Context: Flare kernels brighten simultaneously in all SDO/AIA channels making it difficult to determine their temperature structure. IRIS is able to spectrally resolve Fe xxi emission from cold chromospheric brightenings, so can be used to infer the amount of Fe xxi emission in 131 channel. Aims: We use observations of two small solar flares seen by IRIS and SDO to compare the EMs deduced from the IRIS Fe xxi line and the AIA 131 channel to determine the fraction of Fe xxi emission in flare kernels in the 131 channel of AIA. Methods: Cotemporal and cospatial pseudo-raster AIA images are compared with the IRIS results.We use multi-Gaussian line fitting to separate the blending chromospheric emission so as to derive Fe xxi intensities and Doppler shifts in IRIS spectra.
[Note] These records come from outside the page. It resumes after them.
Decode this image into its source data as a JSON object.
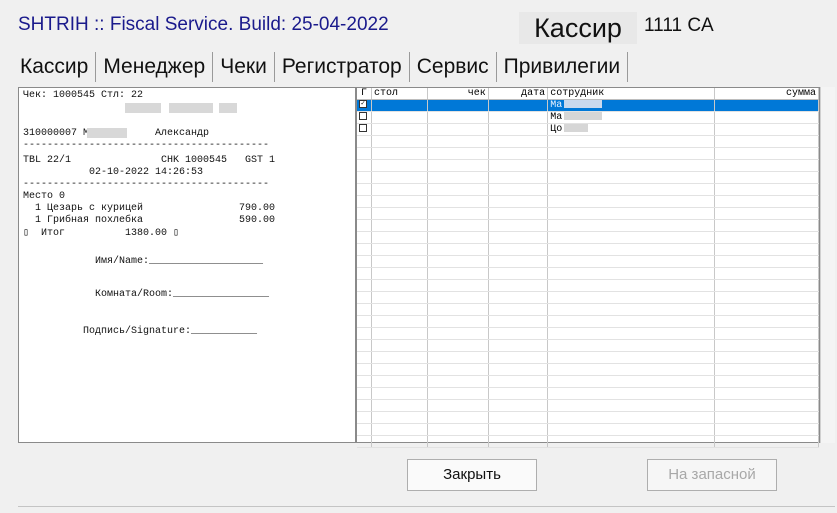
{
  "header": {
    "app_title": "SHTRIH :: Fiscal Service. Build: 25-04-2022",
    "role": "Кассир",
    "user_code": "1111 CA"
  },
  "tabs": [
    {
      "label": "Кассир"
    },
    {
      "label": "Менеджер"
    },
    {
      "label": "Чеки"
    },
    {
      "label": "Регистратор"
    },
    {
      "label": "Сервис"
    },
    {
      "label": "Привилегии"
    }
  ],
  "receipt": {
    "header": "Чек: 1000545 Стл: 22",
    "customer": "310000007 Ма          Александр",
    "separator": "-----------------------------------------",
    "table_line": "TBL 22/1               CHK 1000545   GST 1",
    "datetime": "           02-10-2022 14:26:53",
    "place": "Место 0",
    "item1": "  1 Цезарь с курицей                790.00",
    "item2": "  1 Грибная похлебка                590.00",
    "total": "▯  Итог          1380.00 ▯",
    "name_line": "            Имя/Name:___________________",
    "room_line": "            Комната/Room:________________",
    "sign_line": "          Подпись/Signature:___________"
  },
  "grid": {
    "columns": [
      "Γ",
      "стол",
      "чек",
      "дата",
      "сотрудник",
      "сумма"
    ],
    "rows": [
      {
        "checked": true,
        "employee": "Ма",
        "selected": true
      },
      {
        "checked": false,
        "employee": "Ма",
        "selected": false
      },
      {
        "checked": false,
        "employee": "Цо",
        "selected": false
      }
    ]
  },
  "buttons": {
    "close": "Закрыть",
    "backup": "На запасной"
  },
  "colors": {
    "selection": "#0078d7",
    "title_blue": "#1a1a8c"
  }
}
Results: We define loop and kernel regions based on the brightness of the 131 and 1600 {AA} intensities. In the loop regions the Fe xxi EMs are typically 80% of the 131 ones, and range from 67% to 92%. Much of the scatter is due to small misalignments but the largest site with low Fe xxi contributions was probably affected by a recent injection of cool plasma into the loop. In flare kernels the contribution of Fe xxi increases from less than 10% at the low intensity 131 sites to 40-80% in the brighter kernels. Here the Fe xxi is superimposed on bright chromospheric emission and the Fe xxi line shows blue shifts, sometimes extending up to the edge of the spectral window, 200 km/s. Conclusions: The AIA 131 emission in flare loops is due to Fe xxi emission with a 10-20% contribution from continuum, Fe xxiii, and cooler background plasma emission. In bright flare kernels up to 52% of the 131 is from cooler plasma. The wide range seen in the kernels is caused by significant structure in the kernels which is seen as sharp gradients in Fe xxi EM at sites of molecular and transition region emission.